Influence of the Location of a Decision Cue on the Dynamics of Pupillary Light Response

Abstract

The pupils of the eyes reflexively constrict in light and dilate in dark to optimize retinal illumination. Non-visual cognitive factors, like attention, arousal, decision-making, etc., also influence pupillary light response (PLR). During passive viewing, the eccentricity of a stimulus modulates the pupillary aperture size driven by spatially weighted corneal flux density (CFD), which is the product of luminance and the area of the stimulus. Whether the scope of attention also influences PLR remains unclear. In this study, we contrasted the pupil dynamics between diffused and focused attentional conditions during decision-making, while the global CFD remained the same in the two conditions. A population of 20 healthy humans participated in a pair of forced choice tasks. They distributed attention to the peripheral decision cue in one task, and concentrated at the center in the other to select the target from four alternatives for gaze orientation. The location of this cue did not influence participants’ reaction time (RT). However, the magnitude of constriction was significantly less in the task that warranted attention to be deployed at the center than on the periphery.

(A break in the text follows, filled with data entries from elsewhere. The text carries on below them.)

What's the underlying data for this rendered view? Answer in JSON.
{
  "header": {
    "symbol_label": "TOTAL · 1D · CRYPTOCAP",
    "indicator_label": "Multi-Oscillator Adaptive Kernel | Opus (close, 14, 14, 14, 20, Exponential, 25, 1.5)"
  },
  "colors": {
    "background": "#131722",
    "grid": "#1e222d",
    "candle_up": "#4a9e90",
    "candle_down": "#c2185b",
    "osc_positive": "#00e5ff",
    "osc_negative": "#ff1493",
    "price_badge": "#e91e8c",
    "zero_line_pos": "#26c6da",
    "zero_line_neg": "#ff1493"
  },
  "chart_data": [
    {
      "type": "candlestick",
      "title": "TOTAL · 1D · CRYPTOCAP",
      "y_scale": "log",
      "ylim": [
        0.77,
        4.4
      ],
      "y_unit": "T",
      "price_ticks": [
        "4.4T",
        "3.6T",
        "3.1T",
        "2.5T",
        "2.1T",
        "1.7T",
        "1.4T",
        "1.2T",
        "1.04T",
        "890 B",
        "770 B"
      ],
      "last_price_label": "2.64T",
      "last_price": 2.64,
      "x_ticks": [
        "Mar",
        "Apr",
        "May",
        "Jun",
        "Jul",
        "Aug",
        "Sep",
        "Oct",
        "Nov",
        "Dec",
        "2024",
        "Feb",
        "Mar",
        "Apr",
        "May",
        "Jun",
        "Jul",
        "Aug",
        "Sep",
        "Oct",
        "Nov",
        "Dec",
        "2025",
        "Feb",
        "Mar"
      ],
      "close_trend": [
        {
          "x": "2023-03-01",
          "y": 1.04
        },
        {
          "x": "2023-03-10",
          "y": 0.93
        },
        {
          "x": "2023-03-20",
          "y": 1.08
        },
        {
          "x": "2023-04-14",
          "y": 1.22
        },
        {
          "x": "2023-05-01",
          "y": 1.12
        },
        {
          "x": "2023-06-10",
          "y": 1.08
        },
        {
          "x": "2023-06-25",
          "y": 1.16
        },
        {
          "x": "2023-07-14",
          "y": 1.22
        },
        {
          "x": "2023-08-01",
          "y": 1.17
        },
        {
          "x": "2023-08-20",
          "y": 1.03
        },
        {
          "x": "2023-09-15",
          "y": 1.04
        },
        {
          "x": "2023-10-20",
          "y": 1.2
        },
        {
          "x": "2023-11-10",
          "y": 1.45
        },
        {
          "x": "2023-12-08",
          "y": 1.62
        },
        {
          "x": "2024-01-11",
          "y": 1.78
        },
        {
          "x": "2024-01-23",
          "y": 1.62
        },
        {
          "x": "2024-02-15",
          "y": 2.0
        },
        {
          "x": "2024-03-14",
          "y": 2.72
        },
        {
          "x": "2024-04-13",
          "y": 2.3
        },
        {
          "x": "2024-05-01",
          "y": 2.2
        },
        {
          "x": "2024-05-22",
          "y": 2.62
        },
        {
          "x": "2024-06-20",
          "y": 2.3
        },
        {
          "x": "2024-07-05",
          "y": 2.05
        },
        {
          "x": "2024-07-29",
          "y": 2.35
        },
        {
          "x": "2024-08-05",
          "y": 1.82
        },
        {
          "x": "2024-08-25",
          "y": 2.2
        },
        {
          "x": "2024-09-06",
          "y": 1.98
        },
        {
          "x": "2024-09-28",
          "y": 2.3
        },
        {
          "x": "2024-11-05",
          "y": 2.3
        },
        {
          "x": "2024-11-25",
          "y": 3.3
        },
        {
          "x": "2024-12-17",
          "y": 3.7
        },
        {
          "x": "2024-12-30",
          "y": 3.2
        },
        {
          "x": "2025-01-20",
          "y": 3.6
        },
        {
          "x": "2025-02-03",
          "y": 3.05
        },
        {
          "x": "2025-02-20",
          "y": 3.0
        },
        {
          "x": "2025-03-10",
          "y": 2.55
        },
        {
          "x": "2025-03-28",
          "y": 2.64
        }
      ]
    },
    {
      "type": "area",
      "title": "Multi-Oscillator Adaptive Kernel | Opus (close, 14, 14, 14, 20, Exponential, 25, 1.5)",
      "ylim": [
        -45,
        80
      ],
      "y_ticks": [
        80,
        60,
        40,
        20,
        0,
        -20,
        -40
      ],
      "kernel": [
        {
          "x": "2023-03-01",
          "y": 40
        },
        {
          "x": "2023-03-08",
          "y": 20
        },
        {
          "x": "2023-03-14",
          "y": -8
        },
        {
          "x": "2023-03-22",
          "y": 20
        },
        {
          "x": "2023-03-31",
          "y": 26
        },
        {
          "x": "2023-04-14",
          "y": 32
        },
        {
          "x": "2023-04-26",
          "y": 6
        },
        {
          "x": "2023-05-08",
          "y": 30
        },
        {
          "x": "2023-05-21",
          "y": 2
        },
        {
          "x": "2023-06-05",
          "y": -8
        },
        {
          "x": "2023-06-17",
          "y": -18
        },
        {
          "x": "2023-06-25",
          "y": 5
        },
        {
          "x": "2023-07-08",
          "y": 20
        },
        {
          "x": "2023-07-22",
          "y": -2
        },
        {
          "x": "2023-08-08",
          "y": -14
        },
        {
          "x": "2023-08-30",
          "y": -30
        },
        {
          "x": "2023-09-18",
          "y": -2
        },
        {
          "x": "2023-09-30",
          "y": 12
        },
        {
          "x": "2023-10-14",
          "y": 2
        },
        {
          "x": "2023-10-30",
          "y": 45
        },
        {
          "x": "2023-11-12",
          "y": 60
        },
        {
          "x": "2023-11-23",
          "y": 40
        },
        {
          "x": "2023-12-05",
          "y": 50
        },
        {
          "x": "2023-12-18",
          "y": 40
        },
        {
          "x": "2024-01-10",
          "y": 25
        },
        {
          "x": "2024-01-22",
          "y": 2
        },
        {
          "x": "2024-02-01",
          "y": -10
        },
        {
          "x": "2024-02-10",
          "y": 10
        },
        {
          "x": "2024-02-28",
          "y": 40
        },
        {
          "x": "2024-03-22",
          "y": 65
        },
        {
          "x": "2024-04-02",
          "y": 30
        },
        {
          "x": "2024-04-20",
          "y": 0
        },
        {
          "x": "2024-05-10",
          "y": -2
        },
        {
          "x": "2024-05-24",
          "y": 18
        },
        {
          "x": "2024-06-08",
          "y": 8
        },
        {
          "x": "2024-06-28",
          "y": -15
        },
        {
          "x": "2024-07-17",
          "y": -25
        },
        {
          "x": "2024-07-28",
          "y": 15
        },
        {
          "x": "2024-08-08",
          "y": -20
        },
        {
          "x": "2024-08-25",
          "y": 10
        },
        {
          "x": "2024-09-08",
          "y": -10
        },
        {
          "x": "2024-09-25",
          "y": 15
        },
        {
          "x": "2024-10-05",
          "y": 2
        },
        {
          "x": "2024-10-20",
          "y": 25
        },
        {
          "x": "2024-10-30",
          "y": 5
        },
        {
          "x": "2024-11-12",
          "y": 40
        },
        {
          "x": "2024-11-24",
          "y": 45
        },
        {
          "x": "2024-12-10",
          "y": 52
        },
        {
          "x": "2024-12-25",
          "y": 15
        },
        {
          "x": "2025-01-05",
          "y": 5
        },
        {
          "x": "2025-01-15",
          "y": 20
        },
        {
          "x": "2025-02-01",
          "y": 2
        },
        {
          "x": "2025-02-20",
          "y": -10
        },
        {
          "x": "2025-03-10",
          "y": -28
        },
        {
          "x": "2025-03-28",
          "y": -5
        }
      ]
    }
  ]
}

We observed similar pupil dynamics when participants either elicited or canceled a saccadic eye movement, which ruled out pre-saccadic obligatory attentional orientation contributing to PLR. We further addressed how the location of attentional deployment might have influenced PLR. We simulated a biomechanical model of PLR with visual stimulation of different strengths as inputs corresponding to the two attentional conditions. In this homeomorphic model, the computational characteristic of each element was derived from the physiological and/or mechanical properties of the corresponding biological element. The simulation of this model successfully mimicked the observed data. In contrast to common belief that the global ambient luminosity drives pupillary response, the results of our study suggest that the effective CFD (eCFD) determined via the luminance multiplied by the size of the stimulus at the location of deployed attention in the visual space is critical for the magnitude of pupillary constriction.